Encopresis, though benign, is often an embarrassing diagnosis for a child and therefore alleviating anxiety is an important part of treatment. Treatment addresses constipation first and then any underlying psychosocial stressors. The strategy can be summarized as outlined in the following table.

Treatment Modality Explanation
Address constipation All measures used in the disimpaction phase of constipation can also be used for acute relief. Short-term use of laxatives is preferred
Psychotherapy Concomitant behavioral modification, reinforcement of good toileting habits, the encouragement of regular bowel movements, and improved parental education, counseling, and understanding are the basis of psychotherapeutic support.
Diet High-fiber balanced diet with optimal fluid intake is recommended.
Gastroenterologist reference Though seldom indicated, referral to gastroenterology in the presence of megacolon and other signs of an underlying organic disease is indicated.
Medications Although tricyclic antidepressants are sometimes used, the evidence remains equivocal. Exacerbation of symptoms points to a limited role for antidepressants in retentive encopresis.

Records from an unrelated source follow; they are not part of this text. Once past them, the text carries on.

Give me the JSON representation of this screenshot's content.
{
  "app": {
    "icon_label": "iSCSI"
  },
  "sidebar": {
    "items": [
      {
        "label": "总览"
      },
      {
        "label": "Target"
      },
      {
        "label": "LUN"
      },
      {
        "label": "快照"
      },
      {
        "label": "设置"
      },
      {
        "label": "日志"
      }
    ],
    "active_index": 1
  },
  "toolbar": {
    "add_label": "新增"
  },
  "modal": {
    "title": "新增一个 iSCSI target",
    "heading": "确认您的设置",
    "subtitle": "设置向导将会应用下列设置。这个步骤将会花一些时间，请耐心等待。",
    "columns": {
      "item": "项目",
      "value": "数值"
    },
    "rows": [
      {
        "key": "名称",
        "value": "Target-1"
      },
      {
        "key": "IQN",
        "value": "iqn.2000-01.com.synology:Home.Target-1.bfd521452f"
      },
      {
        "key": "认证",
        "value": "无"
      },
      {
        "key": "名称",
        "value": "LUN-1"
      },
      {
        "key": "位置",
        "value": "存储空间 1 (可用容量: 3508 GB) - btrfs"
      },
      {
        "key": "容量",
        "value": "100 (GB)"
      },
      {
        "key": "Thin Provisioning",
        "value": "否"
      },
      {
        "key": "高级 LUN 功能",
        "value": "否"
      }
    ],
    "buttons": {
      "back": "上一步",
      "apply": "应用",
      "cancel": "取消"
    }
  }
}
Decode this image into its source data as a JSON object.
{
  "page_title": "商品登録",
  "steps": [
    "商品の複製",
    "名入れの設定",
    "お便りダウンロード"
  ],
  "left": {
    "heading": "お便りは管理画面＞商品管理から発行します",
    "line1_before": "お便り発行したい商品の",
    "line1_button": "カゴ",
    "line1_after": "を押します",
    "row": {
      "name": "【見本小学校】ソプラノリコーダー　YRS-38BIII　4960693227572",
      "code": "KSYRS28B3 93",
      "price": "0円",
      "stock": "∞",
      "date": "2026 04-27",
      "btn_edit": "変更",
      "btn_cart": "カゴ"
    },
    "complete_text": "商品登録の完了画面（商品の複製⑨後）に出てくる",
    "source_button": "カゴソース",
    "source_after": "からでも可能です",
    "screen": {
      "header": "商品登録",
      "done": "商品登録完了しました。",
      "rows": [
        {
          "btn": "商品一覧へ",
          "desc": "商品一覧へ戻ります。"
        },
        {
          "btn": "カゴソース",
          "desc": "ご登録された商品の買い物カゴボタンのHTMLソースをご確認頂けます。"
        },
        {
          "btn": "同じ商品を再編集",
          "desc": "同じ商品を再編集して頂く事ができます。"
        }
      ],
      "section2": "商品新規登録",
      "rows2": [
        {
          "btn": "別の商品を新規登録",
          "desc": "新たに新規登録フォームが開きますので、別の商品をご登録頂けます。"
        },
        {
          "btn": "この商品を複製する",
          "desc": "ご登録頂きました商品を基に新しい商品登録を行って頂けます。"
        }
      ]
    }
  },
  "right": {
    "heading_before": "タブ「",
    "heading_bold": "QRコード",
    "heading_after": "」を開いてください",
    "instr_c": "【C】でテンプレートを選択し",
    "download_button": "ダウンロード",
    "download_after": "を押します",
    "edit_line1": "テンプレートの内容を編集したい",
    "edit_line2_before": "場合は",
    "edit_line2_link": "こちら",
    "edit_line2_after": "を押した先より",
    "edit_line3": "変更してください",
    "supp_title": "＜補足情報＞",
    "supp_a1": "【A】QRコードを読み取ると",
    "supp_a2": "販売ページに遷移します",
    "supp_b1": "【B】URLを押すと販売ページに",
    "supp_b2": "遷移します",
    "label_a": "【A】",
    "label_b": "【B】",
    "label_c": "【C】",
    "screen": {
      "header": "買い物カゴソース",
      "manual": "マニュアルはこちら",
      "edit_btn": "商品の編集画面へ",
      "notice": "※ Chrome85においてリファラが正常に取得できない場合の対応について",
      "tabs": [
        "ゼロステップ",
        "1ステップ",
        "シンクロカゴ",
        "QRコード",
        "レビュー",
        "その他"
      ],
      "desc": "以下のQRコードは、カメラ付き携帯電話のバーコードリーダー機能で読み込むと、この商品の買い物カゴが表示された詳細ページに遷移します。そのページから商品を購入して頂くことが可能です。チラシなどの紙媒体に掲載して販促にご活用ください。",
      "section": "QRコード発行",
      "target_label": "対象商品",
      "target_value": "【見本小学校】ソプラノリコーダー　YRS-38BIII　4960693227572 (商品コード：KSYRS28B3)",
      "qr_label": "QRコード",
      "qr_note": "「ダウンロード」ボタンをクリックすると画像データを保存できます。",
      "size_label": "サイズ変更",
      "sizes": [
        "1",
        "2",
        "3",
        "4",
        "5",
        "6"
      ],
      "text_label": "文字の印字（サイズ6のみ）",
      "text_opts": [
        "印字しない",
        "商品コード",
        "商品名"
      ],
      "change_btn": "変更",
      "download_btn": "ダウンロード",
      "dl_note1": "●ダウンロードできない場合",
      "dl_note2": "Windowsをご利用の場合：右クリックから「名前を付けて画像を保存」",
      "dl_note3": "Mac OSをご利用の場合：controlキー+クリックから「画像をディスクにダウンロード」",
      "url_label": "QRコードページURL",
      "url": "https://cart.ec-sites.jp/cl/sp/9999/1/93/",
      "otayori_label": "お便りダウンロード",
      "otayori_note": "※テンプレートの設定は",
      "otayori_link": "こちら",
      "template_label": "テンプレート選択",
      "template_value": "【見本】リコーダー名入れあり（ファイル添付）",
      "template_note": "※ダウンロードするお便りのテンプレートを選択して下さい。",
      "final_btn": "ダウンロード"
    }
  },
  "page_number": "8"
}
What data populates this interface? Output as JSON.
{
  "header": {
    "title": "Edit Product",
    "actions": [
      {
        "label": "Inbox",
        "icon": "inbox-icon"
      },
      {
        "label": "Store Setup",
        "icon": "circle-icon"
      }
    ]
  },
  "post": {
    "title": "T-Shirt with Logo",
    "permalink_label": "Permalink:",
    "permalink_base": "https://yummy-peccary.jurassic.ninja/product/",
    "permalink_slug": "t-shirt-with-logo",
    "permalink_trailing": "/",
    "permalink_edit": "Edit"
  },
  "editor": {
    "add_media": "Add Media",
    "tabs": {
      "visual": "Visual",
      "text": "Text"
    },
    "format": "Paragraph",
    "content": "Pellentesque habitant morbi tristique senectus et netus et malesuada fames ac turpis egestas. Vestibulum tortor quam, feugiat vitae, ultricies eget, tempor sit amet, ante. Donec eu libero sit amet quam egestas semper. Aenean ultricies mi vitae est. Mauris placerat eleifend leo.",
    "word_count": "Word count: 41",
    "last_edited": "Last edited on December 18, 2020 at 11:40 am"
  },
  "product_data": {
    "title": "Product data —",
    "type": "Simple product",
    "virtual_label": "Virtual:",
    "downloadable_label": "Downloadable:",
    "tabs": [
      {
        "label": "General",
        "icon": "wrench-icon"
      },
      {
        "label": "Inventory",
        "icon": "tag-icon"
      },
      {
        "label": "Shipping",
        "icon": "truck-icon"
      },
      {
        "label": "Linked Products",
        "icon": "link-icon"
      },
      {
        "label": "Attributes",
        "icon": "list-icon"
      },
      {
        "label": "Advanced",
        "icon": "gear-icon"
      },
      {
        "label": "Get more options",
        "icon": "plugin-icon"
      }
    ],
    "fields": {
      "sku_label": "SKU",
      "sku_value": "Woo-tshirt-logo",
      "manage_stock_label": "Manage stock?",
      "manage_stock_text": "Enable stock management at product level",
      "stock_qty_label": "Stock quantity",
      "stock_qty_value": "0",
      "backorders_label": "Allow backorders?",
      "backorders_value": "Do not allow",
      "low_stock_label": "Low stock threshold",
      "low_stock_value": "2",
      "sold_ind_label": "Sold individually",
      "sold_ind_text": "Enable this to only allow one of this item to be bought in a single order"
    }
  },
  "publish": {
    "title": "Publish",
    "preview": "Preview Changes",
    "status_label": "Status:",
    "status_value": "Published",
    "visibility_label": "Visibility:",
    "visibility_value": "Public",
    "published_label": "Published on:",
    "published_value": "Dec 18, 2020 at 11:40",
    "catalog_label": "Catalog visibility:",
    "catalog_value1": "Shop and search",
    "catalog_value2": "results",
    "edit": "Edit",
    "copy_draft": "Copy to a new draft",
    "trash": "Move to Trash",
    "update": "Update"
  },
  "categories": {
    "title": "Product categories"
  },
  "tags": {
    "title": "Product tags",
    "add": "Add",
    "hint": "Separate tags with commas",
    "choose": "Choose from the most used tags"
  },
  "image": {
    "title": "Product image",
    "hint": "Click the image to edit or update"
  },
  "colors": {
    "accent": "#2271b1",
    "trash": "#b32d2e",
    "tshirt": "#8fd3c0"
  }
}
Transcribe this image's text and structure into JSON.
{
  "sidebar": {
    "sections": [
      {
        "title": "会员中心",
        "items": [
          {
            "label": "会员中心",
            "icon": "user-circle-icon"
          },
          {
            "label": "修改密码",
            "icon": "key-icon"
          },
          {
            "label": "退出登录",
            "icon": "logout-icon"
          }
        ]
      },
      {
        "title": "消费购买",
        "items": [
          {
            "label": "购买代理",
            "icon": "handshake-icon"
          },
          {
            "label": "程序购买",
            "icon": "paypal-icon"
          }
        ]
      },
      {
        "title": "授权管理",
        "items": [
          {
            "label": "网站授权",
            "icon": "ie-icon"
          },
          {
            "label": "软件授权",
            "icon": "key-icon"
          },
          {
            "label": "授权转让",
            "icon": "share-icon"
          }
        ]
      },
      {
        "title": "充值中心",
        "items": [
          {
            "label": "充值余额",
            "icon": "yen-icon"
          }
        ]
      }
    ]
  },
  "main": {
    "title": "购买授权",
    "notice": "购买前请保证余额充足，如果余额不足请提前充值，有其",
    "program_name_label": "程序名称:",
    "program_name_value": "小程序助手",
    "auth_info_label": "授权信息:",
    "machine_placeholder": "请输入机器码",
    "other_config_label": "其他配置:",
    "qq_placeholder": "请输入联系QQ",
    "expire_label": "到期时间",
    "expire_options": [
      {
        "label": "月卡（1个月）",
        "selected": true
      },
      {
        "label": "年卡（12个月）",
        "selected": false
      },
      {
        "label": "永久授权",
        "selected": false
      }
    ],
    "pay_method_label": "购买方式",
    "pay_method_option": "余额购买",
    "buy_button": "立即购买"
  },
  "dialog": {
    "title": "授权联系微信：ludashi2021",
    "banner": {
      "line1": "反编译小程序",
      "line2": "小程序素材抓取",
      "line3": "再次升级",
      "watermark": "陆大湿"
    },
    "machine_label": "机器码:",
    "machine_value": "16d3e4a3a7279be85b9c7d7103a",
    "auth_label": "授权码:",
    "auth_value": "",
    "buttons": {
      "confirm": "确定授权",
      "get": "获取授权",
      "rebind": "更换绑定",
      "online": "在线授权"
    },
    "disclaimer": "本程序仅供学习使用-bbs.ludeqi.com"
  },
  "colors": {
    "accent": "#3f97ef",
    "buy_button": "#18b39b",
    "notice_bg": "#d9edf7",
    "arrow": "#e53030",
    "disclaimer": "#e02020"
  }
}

Regression of encopresis is common, irrespective of the treatment modality used. Treatment is often indicated when this occurs, as regression is associated with long-lasting psychological effects on children.


Childhood constipation is a common yet upsetting complaint. It is often a symptom, rather than a diagnosis, however. Functional constipation is the most common cause of constipation. Infrequent defecation, pain, soiling, stool-withholding, and enuresis are the most common symptoms.

Meticulous history taking, physical examination, and supplementary diagnostic tests can help secure a diagnosis. “Red flag” signs may indicate an underlying serious organic disease. Treatment of chronic constipation is divided into 2 phases: acute disimpaction, for immediate relief of constipation, followed by a maintenance phase to avoid relapses.

Laxatives, diet modification, education, and counseling, and behavioral therapy are instrumental in the treatment of pediatric constipation. Pediatric encopresis is the inappropriate passage of feces in children above the age of 4 years, or equivalent developmental age. It is more common in boys and is classified into primary/secondary and retentive/non-retentive categories.

Psychosocial stressors are often associated with encopresis. Consequently, behavioral therapy to ameliorate stressors plays a significant role. Encopresis usually resolves in most patients, irrespective of the treatment modality used.